Nov 3, 2012

Sızlanmalar





Aslında bambaşka bir yazı için gelmiştim bloga. Sonra fark ettim ki sırası değil. Klavyeyle parmaklarım bir kere de kendim için buluşsun istedim. Biraz da aforizmalar kusayım istedim. Öncelikle hava soğuyor. Yaşadığım yer sonbahar mevsimini göz ardı edecek bir iklime sahip. Bu demektir ki benim melankoli mevsimim de kapıda. Kış çocuğu olanlar kışı sevmeli mi? Öyle olmuyor sanırım. Çünkü ben kışı pek sevmem. Hava erken kararıp odamın camları buğulanmaya başladığı zaman içime katıksız bir hüzün çöker. Mandalinanın elimde bıraktığı keskin koku hayat sevincimi söker alır.
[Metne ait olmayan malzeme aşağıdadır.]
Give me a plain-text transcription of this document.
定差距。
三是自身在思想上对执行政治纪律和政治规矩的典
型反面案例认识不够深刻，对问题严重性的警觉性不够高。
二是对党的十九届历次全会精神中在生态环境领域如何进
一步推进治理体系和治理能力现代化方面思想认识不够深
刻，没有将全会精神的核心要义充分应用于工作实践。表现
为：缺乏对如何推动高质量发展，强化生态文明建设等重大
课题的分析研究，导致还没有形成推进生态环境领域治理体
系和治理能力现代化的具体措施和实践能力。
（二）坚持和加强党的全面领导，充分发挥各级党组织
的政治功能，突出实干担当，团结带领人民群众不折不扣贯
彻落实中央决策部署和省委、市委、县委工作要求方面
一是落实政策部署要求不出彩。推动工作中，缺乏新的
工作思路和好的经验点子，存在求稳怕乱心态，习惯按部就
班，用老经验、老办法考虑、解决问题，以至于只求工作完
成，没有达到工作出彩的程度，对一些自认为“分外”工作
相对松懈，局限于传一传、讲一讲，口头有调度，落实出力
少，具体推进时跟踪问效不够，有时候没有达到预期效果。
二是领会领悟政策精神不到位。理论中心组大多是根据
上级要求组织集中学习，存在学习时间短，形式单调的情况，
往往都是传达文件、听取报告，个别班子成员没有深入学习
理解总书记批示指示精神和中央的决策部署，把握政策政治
Pencereyi açtığımda ıhlamur kokusu yerine bacalardan yükselen is kokusu gelir ve bu da benim midemi bulandırır. Günlük hassasiyetlerim had safhaya ulaşır. Hiç yeri değilken aşık olurum. Gereksiz yere hüzünlenirim. Yemek yedikten sonra pişman olurum, tuvalete gitmeden mızmızlanırım. Fazla uyuduysam “ömrümü biraz daha kısalttım” diye hayıflandığım doğrudur. Ne kadar üzücü şey varsa izleyip kendime eziyet ederim. Hatta ağlarken uyuya kalıp sabah kirpiklerim ıslak uyanırım. Sabah erken kalktığımda arabaların üzerinde gördüğüm şeffaf buz tabakası beni sinirlendirir. Elimde olsa tırnaklarımla o tabakayı kazımak isterdim. Günün geç aydınlanması beni oldukça mutsuz eder. Nerede o ılık yaz gecelerinin sabahını müjdeleyen güneş? Yerler hep çamur olmaz mı... Adımlarımı dikkatle atmama rağmen paçama senkronize kümelenmiş çamur tanecikleri varsa çileden çıkarım. Buğulanan gözlük camlarıma küfürler yağdırmayı pek severim. Sırf bu yüzden buz  gibi havayla boğuşup sığındığım otobüsler kabus haline gelir. Kışın vizyona giren Noel temalı ucuz-romantik aşk filmleri ölüm gibidir, nefret ederim. Aslında aşk filmlerinin hepsi ölüm gibi.

Tüm bunları yazmama sebep olan birkaç saat önce annemin söylediği şu korkutucu sözler olabilir:


“- Yarın sabah kışlıkları çıkaralım artık.”